Feel Great, Meditate

We all know that levitating off the ground when you meditate is just a myth, but there is lots of scientific research to back-up the idea that meditation can improve our lives. At the APS 23rd Annual Convention, Katherine MacLean of the University of California, Davis, Bethany Kok of the University of North Carolina, Chapel Hill, Catherine Ortner of Thompson Rivers University in Canada, and Matthew Hunsinger from Mary Baldwin College led a symposia on the affective, cognitive, and social benefits of meditation.

Studies have found that volunteers who had attended a meditation retreat performed better on visual tasks than the control group, and this even held true five months later for the volunteers who continued to practice meditation on their own.

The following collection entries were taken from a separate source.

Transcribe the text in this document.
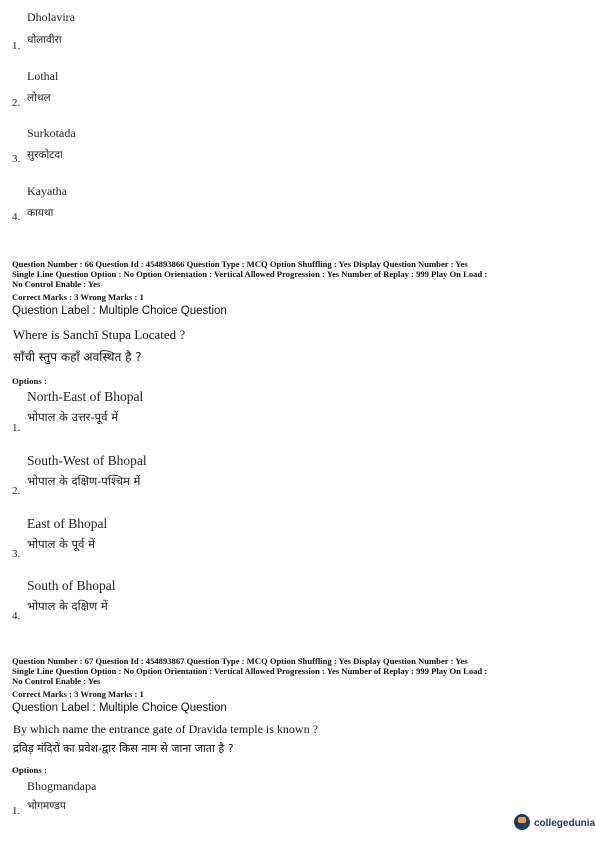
Dholavira
1. धोलावीरा
Lothal
2. लोथल
Surkotada
3. सुरकोटदा
Kayatha
4. कायथा
Question Number : 66 Question Id : 454893866 Question Type : MCQ Option Shuffling : Yes Display Question Number : Yes
Single Line Question Option : No Option Orientation : Vertical Allowed Progression : Yes Number of Replay : 999 Play On Load :
No Control Enable : Yes
Correct Marks : 3 Wrong Marks : 1
Question Label : Multiple Choice Question
Where is Sanchī Stupa Located ?
साँची स्तुप कहाँ अवस्थित है ?
Options :
North-East of Bhopal
भोपाल के उत्तर-पूर्व में
1.
South-West of Bhopal
भोपाल के दक्षिण-पश्चिम में
2.
East of Bhopal
भोपाल के पूर्व में
3.
South of Bhopal
भोपाल के दक्षिण में
4.
Question Number : 67 Question Id : 454893867 Question Type : MCQ Option Shuffling : Yes Display Question Number : Yes
Single Line Question Option : No Option Orientation : Vertical Allowed Progression : Yes Number of Replay : 999 Play On Load :
No Control Enable : Yes
Correct Marks : 3 Wrong Marks : 1
Question Label : Multiple Choice Question
By which name the entrance gate of Dravida temple is known ?
द्रविड़ मंदिरों का प्रवेश-द्वार किस नाम से जाना जाता है ?
Options :
Bhogmandapa
भोगमण्डप
1.
collegedunia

Other studies have found loving-kindness meditation, a type of meditation aimed at cultivating an intention to feel positive emotions towards others, the self, and the world, is associated with increased social connectedness which, in turn, increases heart rate variability, a health benefit shown to reduce the likelihood of heart attacks.

Another type of meditation is mindfulness which involves attention to ongoing subjective experience with an attitude of acceptance was found to take up less cognitive resources than emotion regulation strategies such as reappraisal and suppression. Finally, a study found that meditation practitioners tend to express more empathy towards others and are less prejudiced than volunteers who did not practice meditation.

There are many different styles of meditation, each with their own benefits, but all around mediation has been shown to improve well-being, so grab your yoga mat and begin your deep breathing!

Comments

Awesome, thanks for sharing this! I think everyone who practices meditation will soon feel benefits, but it’s great that scientists can show them too!